Na verdade, a maior parte deste proletariado (cujo emprego em boa parte se encontra no setor de serviços, mas sua remuneração e sua posição na dinâmica da produção não os coloca em situação de Administradores do Capital) é de difícil organização sindical e tem problemas centrais na sua identificação no mundo de trabalho, por conta mesmo do tipo de serviço que executam. Mas são para todos os fins de organização de seu trabalho e remuneração, proletários, ainda que haja a dicotomia entre a classe em si, a que pertencem, e a classe para nós, em que conscientemente se organizam.
Todavia, tanto as camadas médias empurradas para empregos proletários, quanto as camadas subproletárias que ascenderam de vida em condições destoantes da nova ordem mundial como no Brasil, não estão fora da dinâmica da luta de classes, pela manutenção de seus empregos, pela regulamentação progressista deles e pela consequente conquista de novos direitos.
Ao contrário das teorias que entoam muito precocemente o fim das classes sociais, criando espectros como “multidão” (Negri), a luta de classes apenas se transformou, ganhou novas formas desafiadoras, mas a sociedade continua dividida em duas grandes classes sociais, Burguesia x Proletariado, e a Luta de Classes voltou à centralidade com a grave crise econômica no centro do sistema capitalista.
A indústria dos Direitos Humanos e das ONGs de ajuda, uma falsa panaceia
Dentro desta luta pela centralidade da Luta de Classes e da emancipação dos trabalhadores, é fundamental criticar uma certa forma de ver os direitos humanos, uma verdadeira indústria dos direitos humanos, e uma determinada indústria da “ética”. Começando pelos direitos humanos.

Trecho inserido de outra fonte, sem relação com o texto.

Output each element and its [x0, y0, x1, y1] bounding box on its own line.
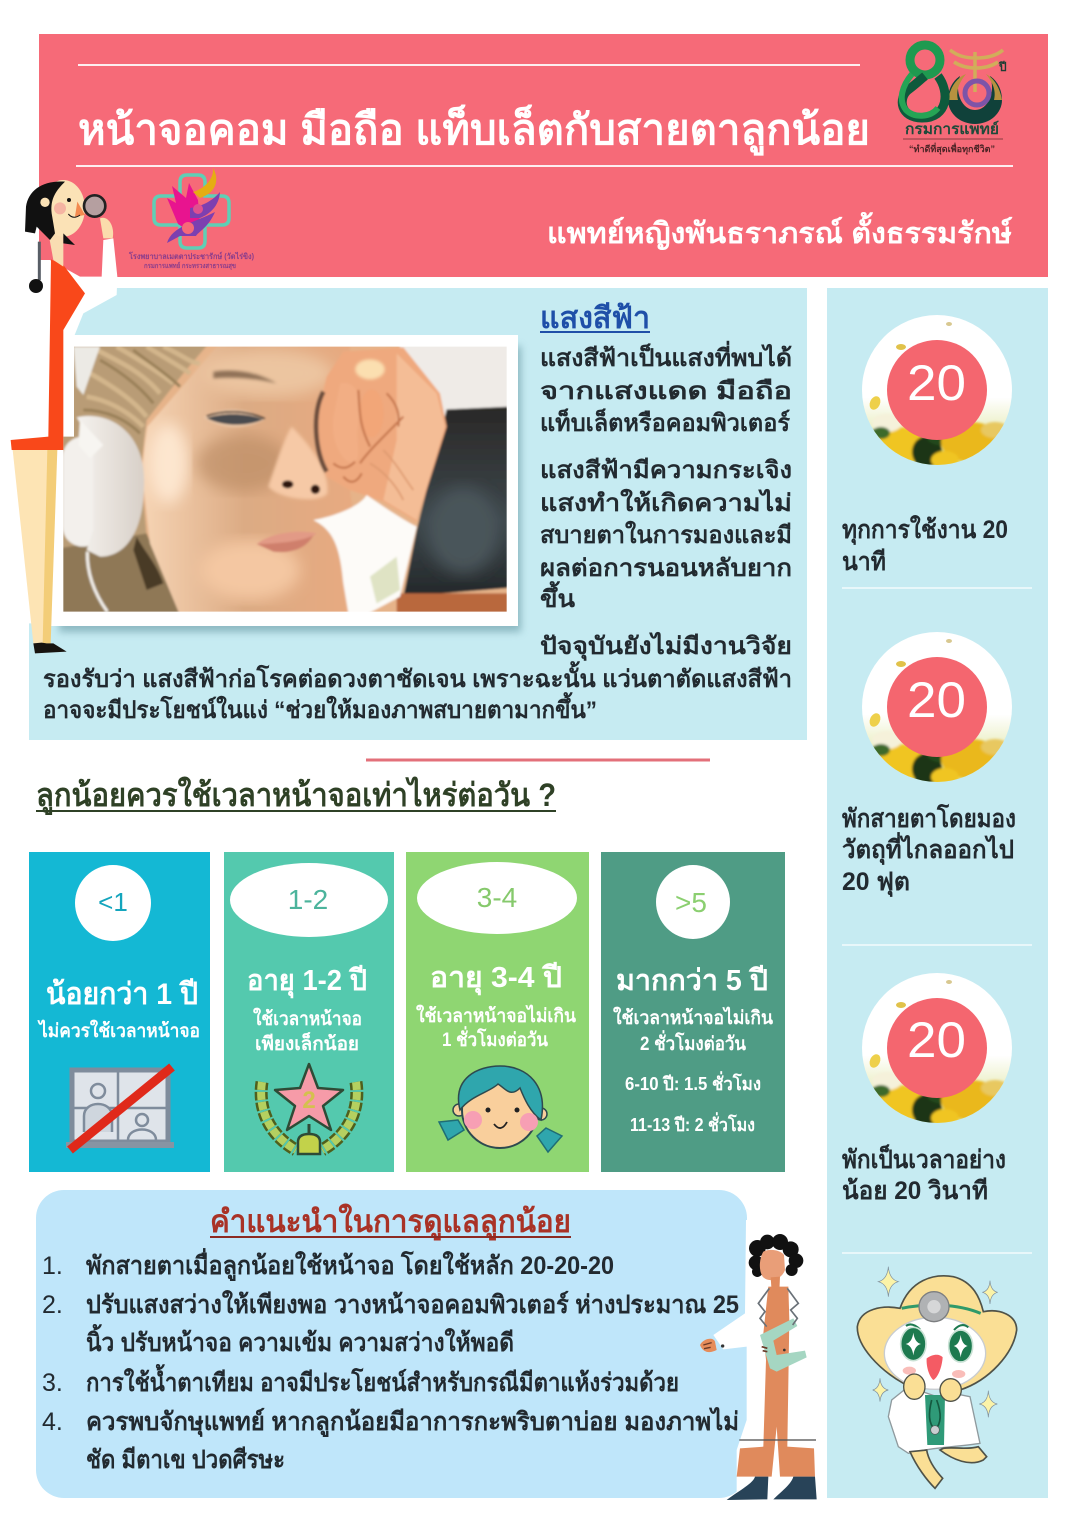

Muitas pessoas se assustam com a “crítica aos direitos humanos”, pensando, lugar-comum, ser a crítica homofóbica, racista, etnocêntrica de direita. Não é esta a crítica que fazemos, é a crítica cujas pistas estão em Alain Badiou. A “indústria dos Direitos Humanos’.
Os mesmos países brancos de olhos azuis, que vendem as minas e as metralhadoras, são os que faturam com ONGs de desarmamento e de retirada de minas. Ganham nas duas pontas do processo. Por mais que saibamos que há ONGs sérias, cujo trabalho objetiva o resgaste das vítimas do processo desumano do imperialismo, temos que criticar a indústria da ajuda, que faz desaparecer o responsável principal pelo processo de desrespeito aos direitos humanos, O IMPERIALISMO DOS PAÍSES CAPITALISTAS CENTRAIS.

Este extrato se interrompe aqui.